Stava bene davvero? Cosa era successo qualche minuto prima? Si sentiva strana, confusa, completamente stordita. Peggio di un post-sbornia. Mia? La voce di suo fratello, perché aveva sentito la voce di suo fratello? Si sarà trattato sicuramente di un sogno, quel messaggio in segreteria l’aveva nettamente sconvolta. Però perché si sentiva così strana? Probabilmente era colpa di Ray e di tutte le sue teorie sui collegamenti telepatici. Era sicura che se gli avesse raccontato l’incubo lui avrebbe subito affermato che suo fratello aveva cercato di mettersi in contatto con lei. Stupidate, questo non era possibile. Si, stupidate.

 
«Weymouth, è la nostra fermata.», la voce del ragazzo seduto accanto a lei la destò dai suoi pensieri.
«Bene, l’ora X si avvicina.»                
 
 
«Lo sai che continuo ad essere sempre più convinto di aver fatto una pessima idea a farmi convincere da te?»
«Dai Ray non essere così drastico, andrà tutto bene.», disse la ragazza, più per convincere se stessa che l’amico, mentre apriva la portiera di un taxi per poi accoccolarsi sul sedile di pelle.
«Allora, dove vi porto di bello?», canzonò il conducente.
«A Dowerton Station per favore.»
«Agli ordini!», e partì ghignando.

 
Dopo una decina di minuti l’aria dentro alla vettura era diventata pesante ed irrespirabile.

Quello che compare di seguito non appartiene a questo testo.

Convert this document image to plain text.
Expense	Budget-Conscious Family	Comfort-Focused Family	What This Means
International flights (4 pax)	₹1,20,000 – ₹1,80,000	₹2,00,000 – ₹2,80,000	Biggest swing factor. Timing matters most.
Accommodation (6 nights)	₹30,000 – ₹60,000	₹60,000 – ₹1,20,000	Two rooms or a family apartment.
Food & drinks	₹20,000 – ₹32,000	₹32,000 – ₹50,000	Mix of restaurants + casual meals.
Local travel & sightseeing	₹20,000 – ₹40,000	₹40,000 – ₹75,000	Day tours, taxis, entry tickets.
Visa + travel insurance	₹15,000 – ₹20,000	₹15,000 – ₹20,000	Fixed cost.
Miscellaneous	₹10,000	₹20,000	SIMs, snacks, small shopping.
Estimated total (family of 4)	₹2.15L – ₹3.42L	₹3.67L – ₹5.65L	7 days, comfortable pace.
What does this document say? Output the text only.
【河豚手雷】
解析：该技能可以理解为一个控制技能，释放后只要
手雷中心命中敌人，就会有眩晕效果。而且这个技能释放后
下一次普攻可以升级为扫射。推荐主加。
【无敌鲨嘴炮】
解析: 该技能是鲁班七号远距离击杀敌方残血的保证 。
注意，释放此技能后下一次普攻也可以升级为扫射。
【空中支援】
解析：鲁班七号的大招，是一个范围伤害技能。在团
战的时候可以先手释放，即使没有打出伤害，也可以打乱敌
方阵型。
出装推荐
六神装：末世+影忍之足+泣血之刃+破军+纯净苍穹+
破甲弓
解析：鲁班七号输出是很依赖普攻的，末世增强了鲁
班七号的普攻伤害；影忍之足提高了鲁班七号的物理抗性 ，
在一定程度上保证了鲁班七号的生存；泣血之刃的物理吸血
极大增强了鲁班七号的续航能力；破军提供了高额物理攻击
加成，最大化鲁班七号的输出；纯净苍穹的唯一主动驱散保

La tensione era insostenibile, non lo avrebbero mai ammesso ma entrambi erano davvero preoccupati di quello che avrebbero potuto trovare ad attenderli alla stazione di Dowerton.

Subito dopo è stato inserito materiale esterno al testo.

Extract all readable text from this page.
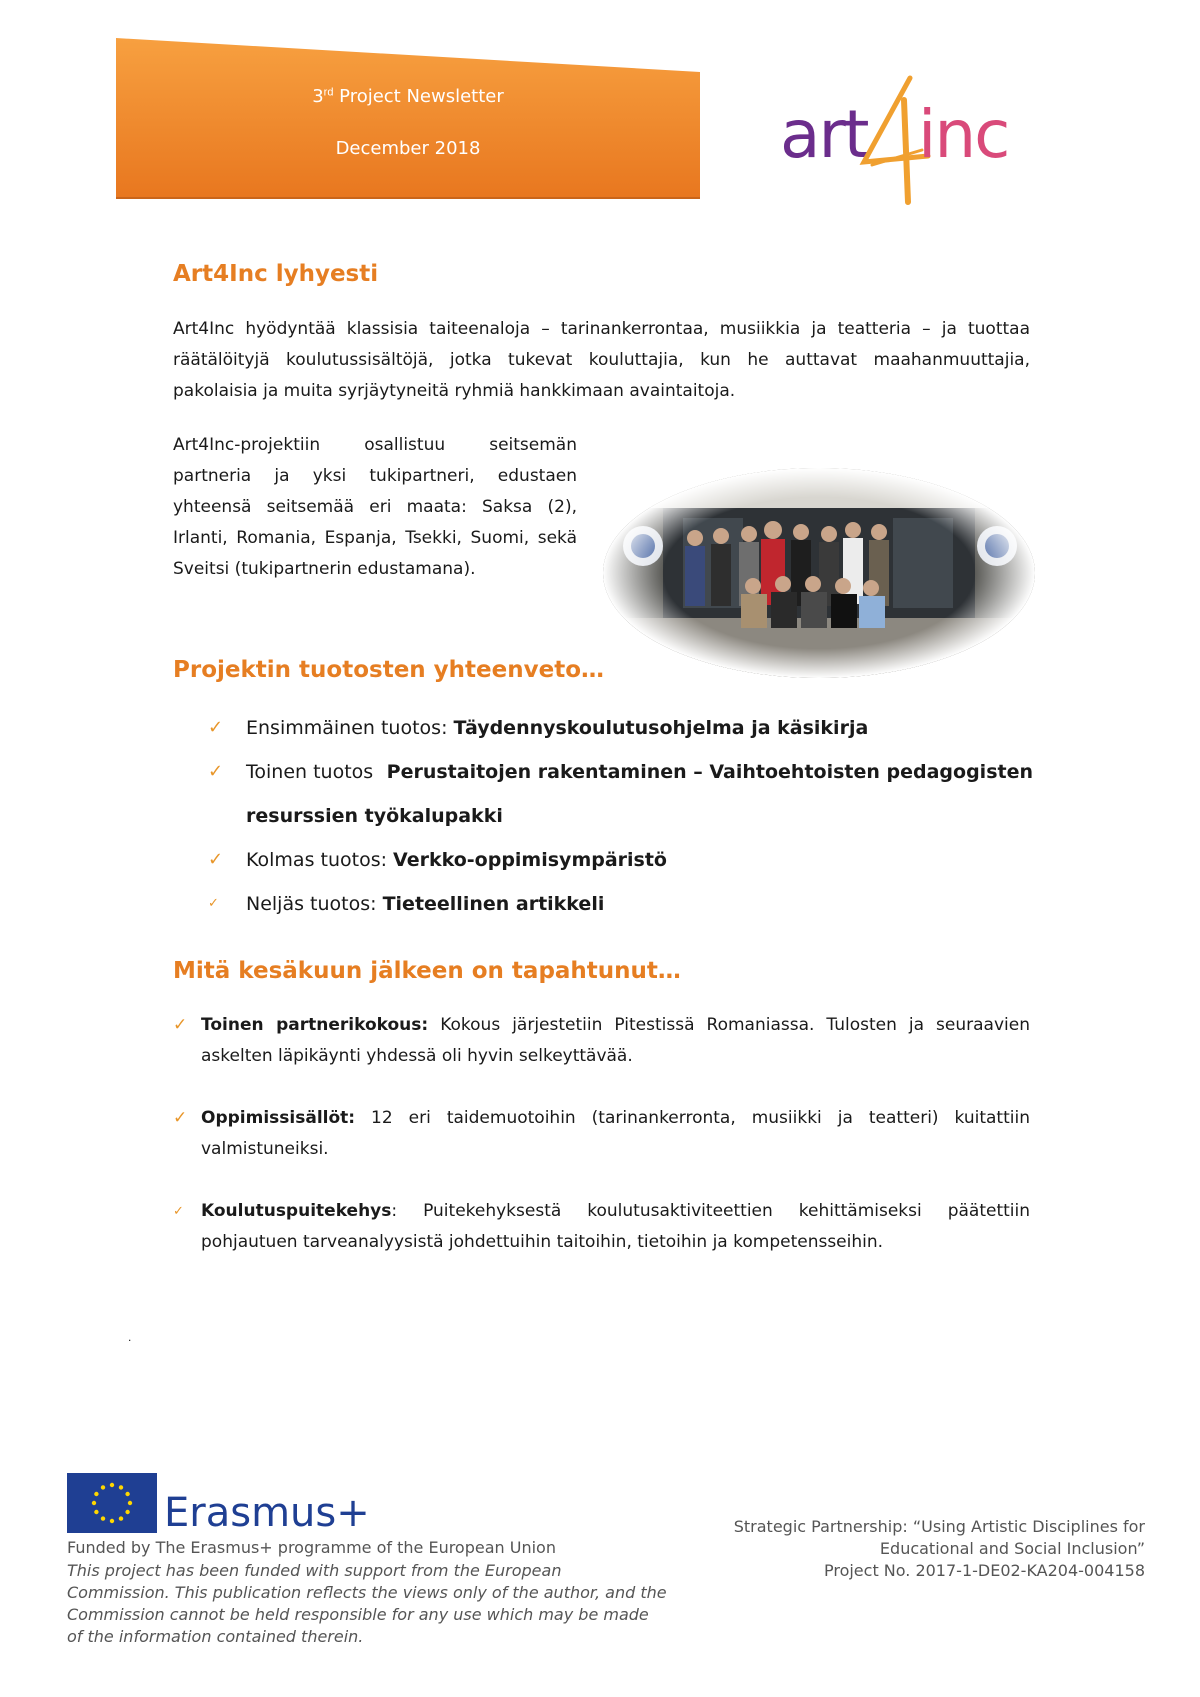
3rd Project Newsletter
December 2018	art inc
Art4Inc lyhyesti

Art4Inc hyödyntää klassisia taiteenaloja – tarinankerrontaa, musiikkia ja teatteria – ja tuottaa räätälöityjä koulutussisältöjä, jotka tukevat kouluttajia, kun he auttavat maahanmuuttajia, pakolaisia ja muita syrjäytyneitä ryhmiä hankkimaan avaintaitoja.

Art4Inc-projektiin osallistuu seitsemän partneria ja yksi tukipartneri, edustaen yhteensä seitsemää eri maata: Saksa (2), Irlanti, Romania, Espanja, Tsekki, Suomi, sekä Sveitsi (tukipartnerin edustamana).

Projektin tuotosten yhteenveto…
✓ Ensimmäinen tuotos: Täydennyskoulutusohjelma ja käsikirja
✓ Toinen tuotos Perustaitojen rakentaminen – Vaihtoehtoisten pedagogisten
resurssien työkalupakki
✓ Kolmas tuotos: Verkko-oppimisympäristö
✓ Neljäs tuotos: Tieteellinen artikkeli
Mitä kesäkuun jälkeen on tapahtunut…
✓ Toinen partnerikokous: Kokous järjestetiin Pitestissä Romaniassa. Tulosten ja seuraavien askelten läpikäynti yhdessä oli hyvin selkeyttävää.
✓ Oppimissisällöt: 12 eri taidemuotoihin (tarinankerronta, musiikki ja teatteri) kuitattiin valmistuneiksi.
✓ Koulutuspuitekehys: Puitekehyksestä koulutusaktiviteettien kehittämiseksi päätettiin pohjautuen tarveanalyysistä johdettuihin taitoihin, tietoihin ja kompetensseihin.
.
Erasmus+
Funded by The Erasmus+ programme of the European Union
This project has been funded with support from the European Commission. This publication reflects the views only of the author, and the Commission cannot be held responsible for any use which may be made of the information contained therein.
Strategic Partnership: “Using Artistic Disciplines for
Educational and Social Inclusion”
Project No. 2017-1-DE02-KA204-004158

«Perché andate in quel luogo infestato di Dowerton Station?», chiese sfacciato l’autista.
«Infestato? Lei come lo sa?», sbottò Mia come risvegliata da un sonno profondo.
«Mia madre ha lavorato li qualche anno fa ma poi si è licenziata perché accadevano cose molto strane, diciamo spiritate!»
«Quindi accadevano anche in passato effetti paranormali.», sussurrò a Ray.
«Ragazzi siamo arrivati, io vi lascio qui e torno subito indietro, non mi spingo mai oltre, non vorrei mai finire in pasto a uno di quei lenzuoli bianchi!», e scoppiò in una risata poco rassicurante.
«Grazie mille!». Dissero in coro scaricando i bagagli e pagando il pedaggio.
L’auto fece inversione facendo scricchiolare le ruote sul terriccio misto a pietrisco.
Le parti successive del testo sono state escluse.